In a very intense moment, a man can be seen being escorted outside after trying to attack a security guard. 

Triage nurse Corey examines the patients before assigning them to a department. During the episode, there is a 3h30-long wait at the A&E 

Dr Sam Protheroe, who works at Hull University Teaching Hospitals, can be seen wearing PPE, including a visor and a mask

The guards restrain the man on the floor outside the hospital, while one tells him to ‘stop spitting.’ 

Nurse Helen comments: ‘We are very lucky with our security. Because sometimes, patients are so aggressive, we’ve got to call them.’

One of the security team staff, Joshua, tells the camera: ‘That doesn’t sound very nice but I would rather I get hit by someone than a nurse.

‘I’ve been hit plenty of times and you just carry on,’ he adds with a smile and a shrug. 

Meanwhile, an unnamed doctor says: ‘We might have to look after people that may be a threat to our health.

Doctor Jehad (pictured) helps patient Simon, 53, who delayed visiting the A&E even though he fell down some stairs and was coughing up blood

‘So if you came into our emergency department, threatening to punch me, the first thing I’d have to do is make sure you are okay, meaning putting yourslef in harm’s way,’ he  goes on. 

‘So having the police and our security service in our hospital is absolutely essential,’ he says. ‘If they weren’t there, we just wouldn’t feel safe.’ 

He adds that police having to intervene and manage violent patients happened ‘every single weekend and ‘probably most nights.’

Throughout the episode, the number of drunken patients coming to the A&E only increases, with some even vomiting in plastic bags on the floor, or being abusive to staff.  

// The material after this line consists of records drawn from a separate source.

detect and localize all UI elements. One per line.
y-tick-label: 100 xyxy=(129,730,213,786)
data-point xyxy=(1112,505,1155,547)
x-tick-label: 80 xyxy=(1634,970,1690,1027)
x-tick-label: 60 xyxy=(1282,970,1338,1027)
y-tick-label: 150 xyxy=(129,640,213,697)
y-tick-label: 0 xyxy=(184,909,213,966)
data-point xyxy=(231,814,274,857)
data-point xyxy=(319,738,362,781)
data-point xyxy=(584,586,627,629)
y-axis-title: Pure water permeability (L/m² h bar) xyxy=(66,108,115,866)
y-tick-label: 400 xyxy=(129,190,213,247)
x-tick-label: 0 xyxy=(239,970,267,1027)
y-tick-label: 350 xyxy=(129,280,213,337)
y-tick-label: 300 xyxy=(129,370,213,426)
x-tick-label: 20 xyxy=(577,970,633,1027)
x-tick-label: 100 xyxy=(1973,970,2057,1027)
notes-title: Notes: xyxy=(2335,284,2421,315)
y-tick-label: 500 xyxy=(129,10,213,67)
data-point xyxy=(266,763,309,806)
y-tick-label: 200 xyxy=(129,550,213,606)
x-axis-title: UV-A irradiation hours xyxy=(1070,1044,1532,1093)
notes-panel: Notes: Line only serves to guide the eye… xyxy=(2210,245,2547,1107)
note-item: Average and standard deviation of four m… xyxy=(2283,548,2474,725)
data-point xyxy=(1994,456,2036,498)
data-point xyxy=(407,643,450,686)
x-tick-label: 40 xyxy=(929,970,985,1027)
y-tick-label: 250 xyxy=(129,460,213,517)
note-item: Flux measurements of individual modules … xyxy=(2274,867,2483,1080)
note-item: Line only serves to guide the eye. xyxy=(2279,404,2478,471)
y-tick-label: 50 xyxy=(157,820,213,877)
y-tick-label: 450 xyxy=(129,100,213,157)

Security agent are on site at the hospital to help manage drunken and unruly patients being antagonistic 

But some patients are so afraid to put more pressure on the staff that they put their health at serious risk. 

This is the case of 53-year-old Simon, who fell down a flight of stairs but delayed his visit until the pain got unbearable. 

By the time he comes to Hull’s University Hospital, Simon admits he’s been coughing up ‘lumps of blood’ and has a large purple bruise on his left side.  

After observation, it turns out Simon has broken his ribs when hitting the bannister during his fall, but could have faced much more dangerous complication if he hadn’t come to the hospital at all. 

‘I didn’t really want to come to the hospital, because of the way things are running at the moment,’ Simon tells his nurse

‘That’s the reason I left it a bit longer than I should have. But at the moment, you don’t really want to put more pressure on people. You don’t need a silly old bugger like me who fall down the stairs.’ 

A&E After Dark airs tonight at 9pm on Channel 5.